The Belmont Stakes is in the books, with the Joel Rosario-ridden Sir Winston having won the third contest in U.S. horse racing’s prestigious Triple Crown. Sir Winston clocked in at 2:28:30, a mere 4 seconds away from the legendary Secretariat’s record, set in 1973. Now, four seconds can be an eternity in horse racing, but this was still a fairly impressive showing to round out the spring racing season.

Elsewhere in the race there wasn’t too much drama (as we saw in the Kentucky Derby). War of Will, who had won the Preakness Stakes, finished in ninth place. Tacitus, an impressive racer tabbed by the horse-racing betting platforms as the odds-on favorite, came in second. And Joevia, whom the odds had pegged as a fairly major long shot, rounded out the top three.

With the action at Belmont Stakes now behind us though, there’s a fairly big gap in major high-stake horse races around the world. Events like Australia’s Melbourne cup are months away, and the spring races in Europe and the U.S. have all wrapped up. That makes now a bit of a down period for fans of the sport, but makes for a perfect excuse to look back on history and learn a thing or two about great race horses past. Ion this case, we’re looking back at recent history, and the career of Hungary’s own Seabiscuit: Overdose.

Overdose was a Hungarian thoroughbred, and one that captivated the entire nation, and horse racing fans around Europe.

Overdose’s ascent, which coincided with tumultuous times here in Hungary, began on June 2, 2007 with a victory in historic Kincsem Park. And that victory set off an unbeaten run of 14 consecutive races, including three more at the same famous venue.

Overdose’s success was not confined to Hungary alone though. The thoroughbred also won races in Austria, Germany, and even France (his win at Prix de l’Abbaye, however, was later declared void due to a false start). In total, the Starborough-sired thoroughbred topped 16 of his 19 races (17 of 20 if you include the voided Prix de l’Abbaye win), with several of them – notably the Pannónia Életbiztosító Díj and the Premio Carlo e Francesco Aloisi in Rome – won by more than 10 lengths. Overdose’s success in Germany, in fact, even earned him the nickname Wunderpferd, or literally, “Miracle Horse.”

The 16 wins were impressive, but it was Overdose’s performance in the King’s Stand Stakes that brought about his legendary status.

Overdose finished 4th in said race, which was held at the iconic Ascot Racecourse in England. The Hungarian thoroughbred was not a favorite entering the race, and for good reason: he had just recovered from laminitis, a painful medical condition that affects the feet of horses. Yet Overdose nearly pulled off the impossible, finishing just a length behind eventual winner Prohibit and a mere neck behind third placer Sweet Sanette.

It was a remarkable show of resiliency, a trait all sports fans treasure, and which Hungarians have shown time and again – notably during those turmoil-filled years in the late 2000s. It’s for this reason, at least in part, that Overdose became such a symbol of pride for many Hungarians – and why he has earned comparisons to Seabiscuit, who famously gave Americans something to root for and be inspired by during the United States’ Great Depression.

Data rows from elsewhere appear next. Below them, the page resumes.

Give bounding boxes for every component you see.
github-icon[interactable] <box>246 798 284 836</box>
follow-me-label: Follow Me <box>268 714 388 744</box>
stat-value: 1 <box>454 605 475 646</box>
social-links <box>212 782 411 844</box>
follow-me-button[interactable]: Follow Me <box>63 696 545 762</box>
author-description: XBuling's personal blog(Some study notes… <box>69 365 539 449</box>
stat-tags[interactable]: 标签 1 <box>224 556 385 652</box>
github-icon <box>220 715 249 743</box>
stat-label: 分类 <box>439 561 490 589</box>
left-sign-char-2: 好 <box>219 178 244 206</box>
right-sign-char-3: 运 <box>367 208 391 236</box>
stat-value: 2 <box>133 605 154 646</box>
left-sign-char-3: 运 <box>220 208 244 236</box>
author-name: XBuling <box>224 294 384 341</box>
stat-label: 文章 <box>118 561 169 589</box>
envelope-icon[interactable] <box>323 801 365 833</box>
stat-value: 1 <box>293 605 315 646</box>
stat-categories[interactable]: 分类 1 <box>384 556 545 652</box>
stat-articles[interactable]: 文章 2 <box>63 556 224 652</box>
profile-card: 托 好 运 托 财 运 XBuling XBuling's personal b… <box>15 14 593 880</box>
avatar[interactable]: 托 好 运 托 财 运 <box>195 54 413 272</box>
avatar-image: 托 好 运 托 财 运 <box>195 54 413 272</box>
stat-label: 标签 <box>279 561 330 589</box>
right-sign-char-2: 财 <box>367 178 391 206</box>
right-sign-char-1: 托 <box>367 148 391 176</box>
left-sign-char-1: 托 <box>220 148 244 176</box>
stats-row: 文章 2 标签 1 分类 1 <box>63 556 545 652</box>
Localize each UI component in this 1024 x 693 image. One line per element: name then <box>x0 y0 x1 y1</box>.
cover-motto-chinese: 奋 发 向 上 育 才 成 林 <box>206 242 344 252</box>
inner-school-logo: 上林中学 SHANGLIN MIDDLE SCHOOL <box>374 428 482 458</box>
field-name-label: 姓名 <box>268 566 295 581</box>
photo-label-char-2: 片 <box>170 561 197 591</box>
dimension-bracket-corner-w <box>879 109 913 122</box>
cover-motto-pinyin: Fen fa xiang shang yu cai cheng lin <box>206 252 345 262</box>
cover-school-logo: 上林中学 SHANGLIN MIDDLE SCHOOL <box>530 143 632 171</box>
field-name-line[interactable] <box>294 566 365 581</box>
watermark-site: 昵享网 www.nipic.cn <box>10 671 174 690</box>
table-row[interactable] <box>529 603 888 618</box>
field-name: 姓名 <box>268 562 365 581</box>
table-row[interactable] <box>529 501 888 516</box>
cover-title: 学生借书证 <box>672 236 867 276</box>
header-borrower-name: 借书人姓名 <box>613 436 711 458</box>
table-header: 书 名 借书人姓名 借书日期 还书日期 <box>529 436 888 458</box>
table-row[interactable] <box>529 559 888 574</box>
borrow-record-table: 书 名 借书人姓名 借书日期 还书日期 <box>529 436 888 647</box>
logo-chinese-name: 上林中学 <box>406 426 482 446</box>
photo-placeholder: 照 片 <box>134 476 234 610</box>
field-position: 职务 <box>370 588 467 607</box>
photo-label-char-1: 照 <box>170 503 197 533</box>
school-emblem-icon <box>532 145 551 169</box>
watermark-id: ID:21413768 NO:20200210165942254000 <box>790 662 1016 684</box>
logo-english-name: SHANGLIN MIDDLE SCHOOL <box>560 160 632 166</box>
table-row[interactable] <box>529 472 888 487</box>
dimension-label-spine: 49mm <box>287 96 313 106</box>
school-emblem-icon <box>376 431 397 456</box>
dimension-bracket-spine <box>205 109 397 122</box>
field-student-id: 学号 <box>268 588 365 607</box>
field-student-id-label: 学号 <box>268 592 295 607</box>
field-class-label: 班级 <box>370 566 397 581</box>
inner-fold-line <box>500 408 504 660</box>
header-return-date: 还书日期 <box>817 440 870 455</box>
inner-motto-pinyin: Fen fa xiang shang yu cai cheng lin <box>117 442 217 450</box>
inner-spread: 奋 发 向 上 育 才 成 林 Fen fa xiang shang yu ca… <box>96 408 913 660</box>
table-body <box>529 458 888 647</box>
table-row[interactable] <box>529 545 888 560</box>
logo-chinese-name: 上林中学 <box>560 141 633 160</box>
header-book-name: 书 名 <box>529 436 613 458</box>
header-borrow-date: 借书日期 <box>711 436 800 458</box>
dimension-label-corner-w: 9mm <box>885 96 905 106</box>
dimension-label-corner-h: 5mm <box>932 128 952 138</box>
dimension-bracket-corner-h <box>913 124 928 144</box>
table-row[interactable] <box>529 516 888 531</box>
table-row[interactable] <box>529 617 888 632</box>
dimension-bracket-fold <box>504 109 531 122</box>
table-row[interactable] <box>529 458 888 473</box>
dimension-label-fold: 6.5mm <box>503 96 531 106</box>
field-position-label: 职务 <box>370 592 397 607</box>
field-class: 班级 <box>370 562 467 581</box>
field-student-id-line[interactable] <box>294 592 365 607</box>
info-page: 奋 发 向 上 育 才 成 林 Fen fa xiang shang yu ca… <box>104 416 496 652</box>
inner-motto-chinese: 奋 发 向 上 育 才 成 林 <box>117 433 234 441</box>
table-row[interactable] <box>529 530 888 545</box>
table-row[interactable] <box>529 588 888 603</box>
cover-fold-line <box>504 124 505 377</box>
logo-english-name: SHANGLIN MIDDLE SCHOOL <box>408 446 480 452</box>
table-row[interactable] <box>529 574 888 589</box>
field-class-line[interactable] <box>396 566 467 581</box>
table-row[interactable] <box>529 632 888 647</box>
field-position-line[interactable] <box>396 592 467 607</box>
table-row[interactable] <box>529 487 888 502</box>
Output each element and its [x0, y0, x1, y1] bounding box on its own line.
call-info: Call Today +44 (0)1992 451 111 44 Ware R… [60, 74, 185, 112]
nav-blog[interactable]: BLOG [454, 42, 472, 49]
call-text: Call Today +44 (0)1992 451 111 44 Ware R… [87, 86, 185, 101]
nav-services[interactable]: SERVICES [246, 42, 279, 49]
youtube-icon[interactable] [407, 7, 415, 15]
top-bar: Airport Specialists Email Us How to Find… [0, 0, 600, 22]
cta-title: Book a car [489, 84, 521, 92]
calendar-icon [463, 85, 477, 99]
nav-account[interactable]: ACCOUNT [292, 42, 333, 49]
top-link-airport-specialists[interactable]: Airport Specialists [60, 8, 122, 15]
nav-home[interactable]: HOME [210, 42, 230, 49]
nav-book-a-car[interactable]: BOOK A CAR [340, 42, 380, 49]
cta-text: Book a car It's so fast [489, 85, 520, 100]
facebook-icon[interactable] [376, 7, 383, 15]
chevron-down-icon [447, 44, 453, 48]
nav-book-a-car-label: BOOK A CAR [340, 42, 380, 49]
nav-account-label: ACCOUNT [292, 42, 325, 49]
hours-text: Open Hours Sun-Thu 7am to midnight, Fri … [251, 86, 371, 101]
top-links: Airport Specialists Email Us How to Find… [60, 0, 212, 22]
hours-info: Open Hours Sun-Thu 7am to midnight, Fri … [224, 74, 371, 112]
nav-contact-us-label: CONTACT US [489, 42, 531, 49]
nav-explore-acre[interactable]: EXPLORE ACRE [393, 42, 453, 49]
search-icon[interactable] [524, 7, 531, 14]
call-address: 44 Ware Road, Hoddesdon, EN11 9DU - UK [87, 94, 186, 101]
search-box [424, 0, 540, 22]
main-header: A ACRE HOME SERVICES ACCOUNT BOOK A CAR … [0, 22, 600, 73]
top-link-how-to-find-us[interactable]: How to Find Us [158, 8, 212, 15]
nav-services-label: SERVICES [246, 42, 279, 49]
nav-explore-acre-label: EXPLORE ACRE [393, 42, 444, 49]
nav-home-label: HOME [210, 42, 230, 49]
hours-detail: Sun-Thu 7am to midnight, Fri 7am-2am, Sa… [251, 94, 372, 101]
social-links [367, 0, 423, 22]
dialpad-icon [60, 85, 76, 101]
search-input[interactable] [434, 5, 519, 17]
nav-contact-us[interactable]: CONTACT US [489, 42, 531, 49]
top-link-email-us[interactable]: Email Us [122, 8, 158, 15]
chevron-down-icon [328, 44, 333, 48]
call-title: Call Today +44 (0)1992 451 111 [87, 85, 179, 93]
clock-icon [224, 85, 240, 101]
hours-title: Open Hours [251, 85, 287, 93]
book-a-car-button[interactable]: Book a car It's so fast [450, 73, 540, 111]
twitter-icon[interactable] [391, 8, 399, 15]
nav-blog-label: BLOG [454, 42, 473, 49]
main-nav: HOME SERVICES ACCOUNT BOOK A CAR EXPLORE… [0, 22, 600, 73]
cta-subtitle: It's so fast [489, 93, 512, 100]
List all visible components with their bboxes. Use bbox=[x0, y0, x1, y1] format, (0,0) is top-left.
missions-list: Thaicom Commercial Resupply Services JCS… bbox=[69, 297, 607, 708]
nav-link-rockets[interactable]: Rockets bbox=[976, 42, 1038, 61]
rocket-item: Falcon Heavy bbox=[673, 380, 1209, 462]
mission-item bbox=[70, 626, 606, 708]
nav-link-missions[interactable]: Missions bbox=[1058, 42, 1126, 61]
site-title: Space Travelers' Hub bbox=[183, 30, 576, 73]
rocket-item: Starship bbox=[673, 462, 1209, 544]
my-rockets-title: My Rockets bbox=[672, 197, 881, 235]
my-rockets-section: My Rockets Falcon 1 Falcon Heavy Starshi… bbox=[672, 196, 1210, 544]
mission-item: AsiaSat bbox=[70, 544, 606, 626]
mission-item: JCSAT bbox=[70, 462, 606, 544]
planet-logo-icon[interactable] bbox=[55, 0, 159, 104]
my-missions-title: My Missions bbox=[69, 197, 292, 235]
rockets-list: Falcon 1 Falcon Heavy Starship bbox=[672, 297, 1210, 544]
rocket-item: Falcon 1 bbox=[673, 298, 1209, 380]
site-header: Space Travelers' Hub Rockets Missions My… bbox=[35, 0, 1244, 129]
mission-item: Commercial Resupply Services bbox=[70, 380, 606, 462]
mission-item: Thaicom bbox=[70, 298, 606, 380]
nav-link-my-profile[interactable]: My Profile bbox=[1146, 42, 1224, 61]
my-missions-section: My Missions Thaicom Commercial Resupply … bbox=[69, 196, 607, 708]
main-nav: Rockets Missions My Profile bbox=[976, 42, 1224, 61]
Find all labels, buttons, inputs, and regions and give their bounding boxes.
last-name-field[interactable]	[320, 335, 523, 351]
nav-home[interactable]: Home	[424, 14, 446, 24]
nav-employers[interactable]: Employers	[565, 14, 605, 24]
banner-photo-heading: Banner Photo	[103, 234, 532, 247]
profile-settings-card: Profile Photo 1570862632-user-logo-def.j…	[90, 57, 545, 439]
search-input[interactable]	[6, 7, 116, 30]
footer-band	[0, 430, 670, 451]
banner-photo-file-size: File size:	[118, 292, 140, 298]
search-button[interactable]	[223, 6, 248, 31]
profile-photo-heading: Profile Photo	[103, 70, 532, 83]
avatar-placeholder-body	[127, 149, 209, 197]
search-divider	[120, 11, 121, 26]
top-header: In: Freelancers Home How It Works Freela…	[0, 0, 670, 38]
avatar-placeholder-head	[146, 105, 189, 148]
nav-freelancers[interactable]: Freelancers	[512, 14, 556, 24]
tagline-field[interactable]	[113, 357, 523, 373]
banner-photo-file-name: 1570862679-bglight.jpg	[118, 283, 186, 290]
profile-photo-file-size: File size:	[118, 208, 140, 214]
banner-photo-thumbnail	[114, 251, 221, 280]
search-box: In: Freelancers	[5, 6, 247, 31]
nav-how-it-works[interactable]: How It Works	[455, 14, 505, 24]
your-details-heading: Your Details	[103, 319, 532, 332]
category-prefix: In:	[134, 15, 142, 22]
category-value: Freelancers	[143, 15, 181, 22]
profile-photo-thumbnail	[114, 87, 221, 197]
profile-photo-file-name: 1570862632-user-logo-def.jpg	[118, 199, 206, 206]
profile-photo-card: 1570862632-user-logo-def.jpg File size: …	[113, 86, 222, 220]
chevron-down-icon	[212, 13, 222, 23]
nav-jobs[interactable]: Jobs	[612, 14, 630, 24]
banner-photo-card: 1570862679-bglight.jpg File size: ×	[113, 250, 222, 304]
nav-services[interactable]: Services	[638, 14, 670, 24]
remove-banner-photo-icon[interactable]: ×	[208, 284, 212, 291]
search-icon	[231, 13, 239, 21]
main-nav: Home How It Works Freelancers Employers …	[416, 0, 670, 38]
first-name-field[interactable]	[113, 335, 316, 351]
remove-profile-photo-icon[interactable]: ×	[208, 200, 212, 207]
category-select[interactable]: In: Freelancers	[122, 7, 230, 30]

Overdose was retired as a race horse in 2013, and then taken to Germany as a breeding stallion.

The former symbol of Hungarian hope then battled colic, and demonstrated his trademark resiliency once more. But it was a battle Overdose could not win, and the champion finally succumbed to the disease in 2015. He was buried in Alag, near the Hungarian capital, and will always be remembered fondly.